Bei der Verkündigung schenkt Maria dem Sohn Gottes in ihrem Schoß die menschliche Natur; unter dem Kreuz nimmt sie in der Person des Johannes die ganze Menschheit in ihr Herz auf. ...Unter dem Kreuz, an dem derjenige stirbt, den sie bei der Verkündigung durch ihr “Ja" empfangen hat, erhält Maria von Ihm in gewisser Weise eine “zweite Verkündigung": “Frau, siehe, dein Sohn!" (Joh 19,26).

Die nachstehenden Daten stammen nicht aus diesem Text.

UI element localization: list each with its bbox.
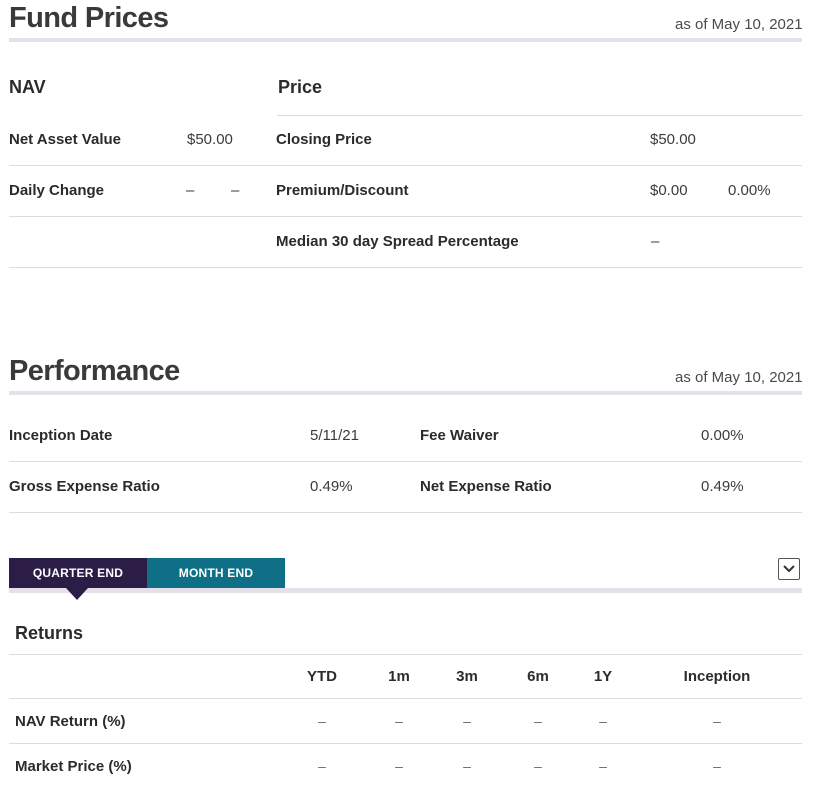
cell-value: – [318,758,326,774]
chevron-down-icon [783,565,795,573]
divider [9,216,802,217]
returns-title: Returns [15,623,84,643]
fee-waiver-label: Fee Waiver [420,427,499,444]
cell-value: – [534,758,542,774]
net-expense-ratio-label: Net Expense Ratio [420,478,552,495]
median-spread-value: – [651,233,660,250]
divider [9,461,802,462]
fund-prices-title-rule [9,38,802,42]
fee-waiver: 0.00% [701,427,744,444]
cell-value: – [395,713,403,729]
gross-expense-ratio-label: Gross Expense Ratio [9,478,160,495]
inception-date-label: Inception Date [9,427,113,444]
tab-quarter-end[interactable]: QUARTER END [9,558,147,588]
active-tab-caret-icon [66,588,88,600]
cell-value: – [599,758,607,774]
cell-value: – [318,713,326,729]
net-asset-value: $50.00 [187,131,233,148]
divider [9,267,802,268]
cell-value: – [713,713,721,729]
column-header: 3m [456,668,478,685]
cell-value: – [713,758,721,774]
column-header: YTD [307,668,337,685]
premium-discount-label: Premium/Discount [276,182,409,199]
cell-value: – [463,713,471,729]
fund-prices-title: Fund Prices [9,2,169,34]
gross-expense-ratio: 0.49% [310,478,353,495]
cell-value: – [534,713,542,729]
dropdown-button[interactable] [778,558,800,580]
fund-prices-as-of: as of May 10, 2021 [675,16,803,33]
premium-discount-value: $0.00 [650,182,688,199]
tab-month-end[interactable]: MONTH END [147,558,285,588]
column-header: 6m [527,668,549,685]
divider [9,512,802,513]
daily-change-value: – [186,182,195,199]
performance-title: Performance [9,355,180,387]
daily-change-percent: – [231,182,240,199]
daily-change-label: Daily Change [9,182,105,199]
cell-value: – [599,713,607,729]
closing-price: $50.00 [650,131,696,148]
cell-value: – [395,758,403,774]
cell-value: – [463,758,471,774]
column-header: Inception [683,668,751,685]
row-label: NAV Return (%) [15,713,126,730]
price-heading-divider [277,115,802,116]
column-header: 1m [388,668,410,685]
net-asset-value-label: Net Asset Value [9,131,121,148]
divider [9,654,802,655]
net-expense-ratio: 0.49% [701,478,744,495]
price-heading: Price [278,77,323,97]
tabs-rule [9,588,802,593]
premium-discount-percent: 0.00% [728,182,771,199]
performance-as-of: as of May 10, 2021 [675,369,803,386]
nav-heading: NAV [9,77,46,97]
row-label: Market Price (%) [15,758,132,775]
divider [9,165,802,166]
divider [9,698,802,699]
closing-price-label: Closing Price [276,131,372,148]
column-header: 1Y [593,668,613,685]
performance-title-rule [9,391,802,395]
inception-date: 5/11/21 [310,427,359,444]
median-spread-label: Median 30 day Spread Percentage [276,233,519,250]
divider [9,743,802,744]
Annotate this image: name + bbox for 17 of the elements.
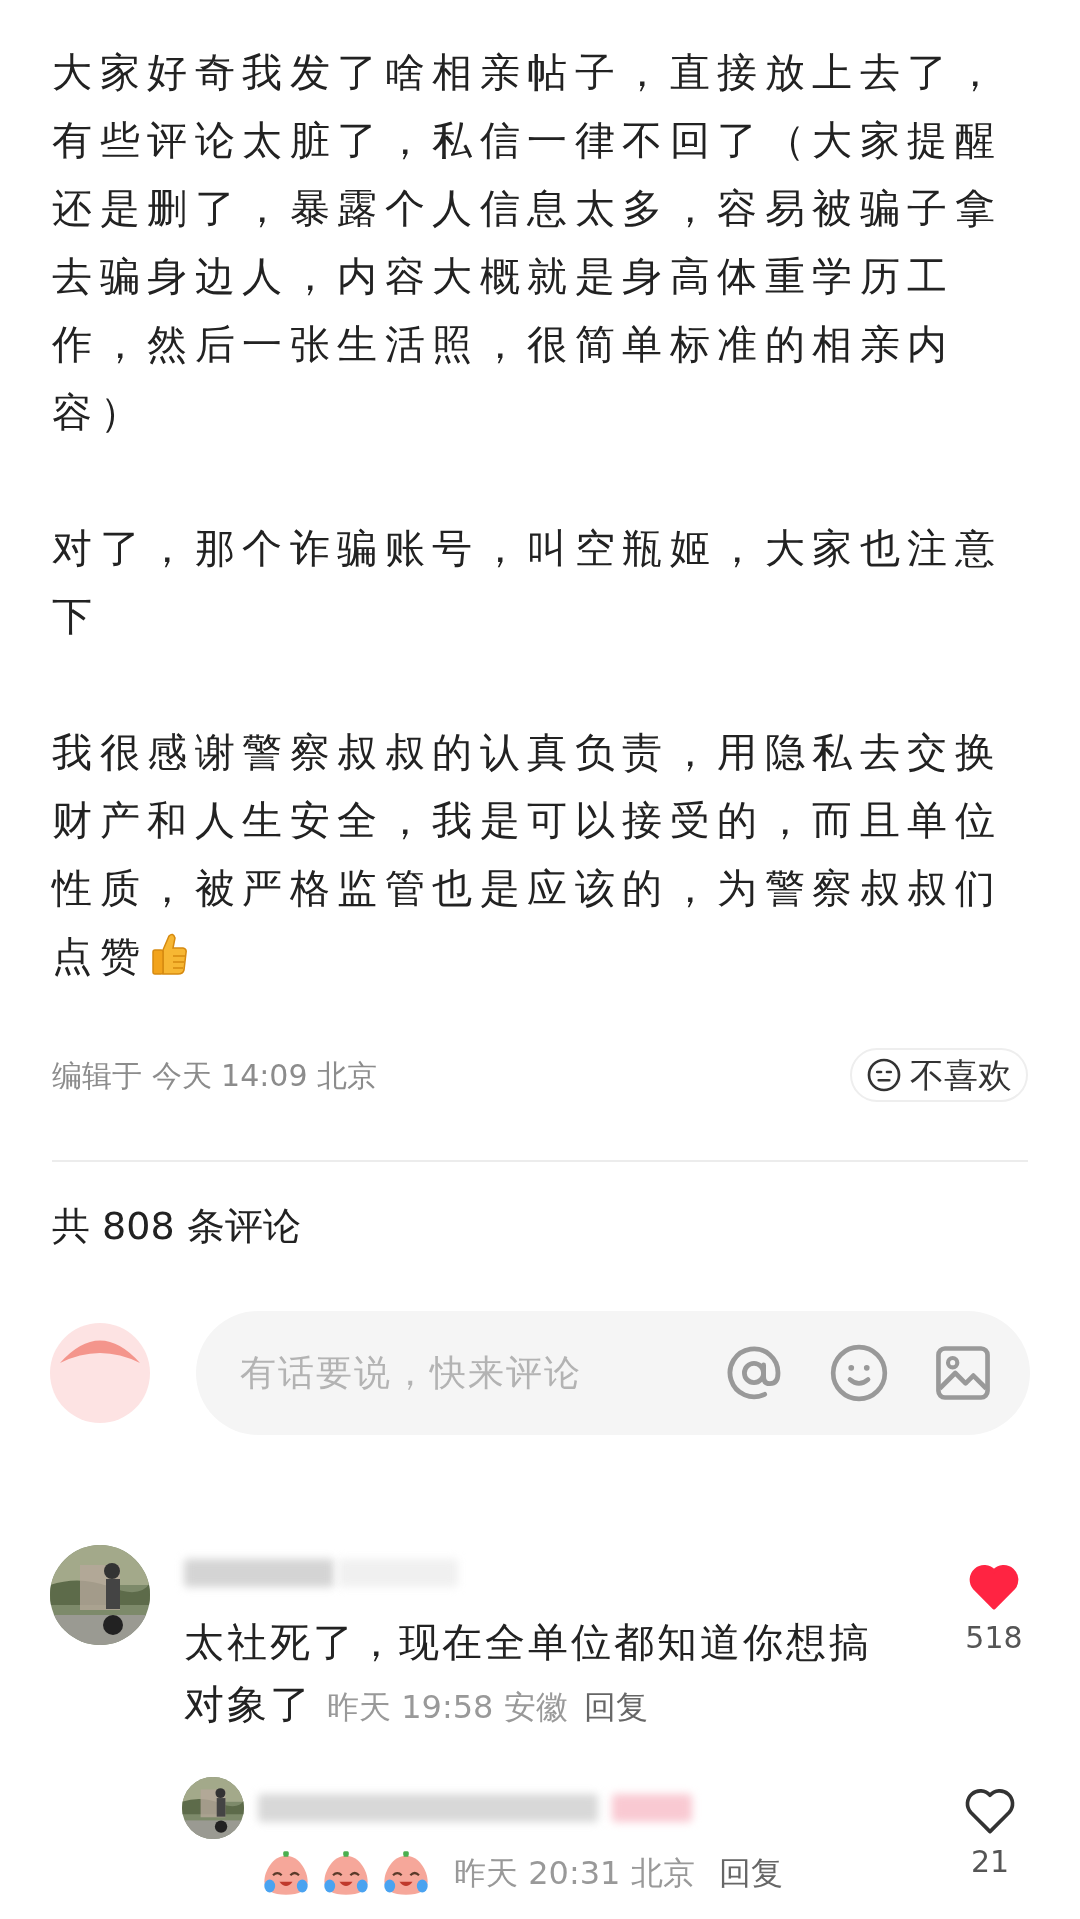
- like-count: 21: [970, 1843, 1010, 1881]
- comment-count: 共 808 条评论: [52, 1204, 301, 1248]
- neutral-face-icon: [866, 1057, 902, 1093]
- comment-text: 对象了: [184, 1680, 313, 1729]
- post-paragraph: 对了，那个诈骗账号，叫空瓶姬，大家也注意下: [52, 524, 1003, 641]
- like-count: 518: [965, 1619, 1023, 1657]
- emoji-icon[interactable]: [828, 1342, 890, 1404]
- post-paragraph: 我很感谢警察叔叔的认真负责，用隐私去交换财产和人生安全，我是可以接受的，而且单位性质，被严格监管也是应该的，为警察叔叔们点赞: [52, 728, 1003, 981]
- edited-time: 编辑于 今天 14:09 北京: [52, 1056, 378, 1095]
- reply-link[interactable]: 回复: [583, 1683, 648, 1731]
- reply-link[interactable]: 回复: [718, 1849, 783, 1897]
- post-paragraph: 大家好奇我发了啥相亲帖子，直接放上去了，有些评论太脏了，私信一律不回了（大家提醒还是删了，暴露个人信息太多，容易被骗子拿去骗身边人，内容大概就是身高体重学历工作，然后一张生活照，很简单标准的相亲内容）: [52, 48, 1003, 437]
- comment-text: 太社死了，现在全单位都知道你想搞: [184, 1618, 872, 1667]
- dislike-button[interactable]: 不喜欢: [850, 1048, 1028, 1102]
- comment-placeholder: 有话要说，快来评论: [240, 1351, 583, 1395]
- reply-meta: 昨天 20:31 北京: [454, 1853, 695, 1894]
- comment-meta: 昨天 19:58 安徽: [327, 1687, 568, 1728]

Am Kreuz kann der Sohn sein Leiden in das Herz seiner Mutter ausgießen. Jedes leidende Kind hat dieses Bedürfnis. Auch ihr, liebe Jugendliche, seht euch mit dem Leid konfrontiert: mit der Einsamkeit, mit Mißerfolgen und Enttäuschungen im persönlichen Leben, mit Schwierigkeiten, sich in die Welt der Erwachsenen und ins Berufsleben einzufügen, mit Trennungen und Trauerfällen in euren Familien, mit kriegerischer Gewalt und dem Tod von Unschuldigen.
Eines ist jedoch sicher: Ihr sollt wissen, daß ihr in den schwierigen Momenten, die im Leben keines Menschen fehlen, nicht allein seid. Jesus schenkt auch euch, wie Johannes unter dem Kreuz, seine Mutter, damit sie euch mit ihrer Zärtlichkeit tröste.
... Liebe Jugendliche, ihr habt etwa das gleiche Alter wie Johannes und denselben Wunsch, mit Jesus zu leben. Heute richtet Christus an euch ganz ausdrücklich die Bitte, Maria “zu euch nach Hause" zu nehmen, sie aufzunehmen “in das, was euch gehört", um von ihr zu lernen.
Sie “bewahrte alle diese Dinge in ihrem Herzen und dachte darüber nach" (Lk 2,19). Von ihr lernen wir die innere Bereitschaft des Hinhörens und die Haltung der Demut und der Großherzigkeit; diese Eigenschaften zeichnen sie als erste Mitarbeiterin Gottes im Heilswerk aus. Sie übt ihr mütterliches Dienstamt aus, indem sie euch erzieht und formt, bis Christus vollkommen in euch Gestalt angenommen hat.
Aus diesem Grund wiederhole ich auch heute den Wahlspruch für meinen Dienst als Bischof und Papst: “Totus tuus". In meinem Leben habe ich stets die liebevolle und wirksame Gegenwart der Mutter des Herrn erfahren und Maria begleitet mich jeden Tag bei der Erfüllung meines Auftrags als Nachfolger des Apostels Petrus.
Maria ist die Mutter der göttlichen Gnade, weil sie die Mutter des Urhebers der Gnade ist. Vertraut euch ihr voll und ganz an. So werdet ihr die Schönheit Christi widerstrahlen. Wenn ihr für den Hauch des Geistes offen seid, werdet ihr zu unerschrockenen Aposteln und fähig, um euch herum das Feuer der Liebe und das Licht der Wahrheit zu verbreiten. In der Schule Marias werdet ihr entdecken, welchen konkreten Einsatz Christus von euch erwartet. Ihr werdet lernen, Ihm in eurem Leben den ersten Platz zu geben und eure Gedanken und euer Handeln auf Ihn auszurichten.
Ihr wißt, liebe Jugendliche: Das Christentum ist weder eine bloße Meinung, noch besteht es aus leeren Worten. Das Christentum ist Christus! Eine Person, der Lebendige! Jesus begegnen, Ihn lieben und dafür leben, daß Er geliebt wird: das ist die christliche Berufung. Maria wird euch geschenkt, um euch zu helfen, eine immer echtere und persönlichere Beziehung zu Jesus zu finden. Durch ihr Beispiel lehrt euch Maria, mit liebendem Blick auf Ihn zu schauen, der uns zuerst geliebt hat.
Auszug aus der Botschaft zum Weltjugendtag 2003, der in den Diözesen begangen wurde.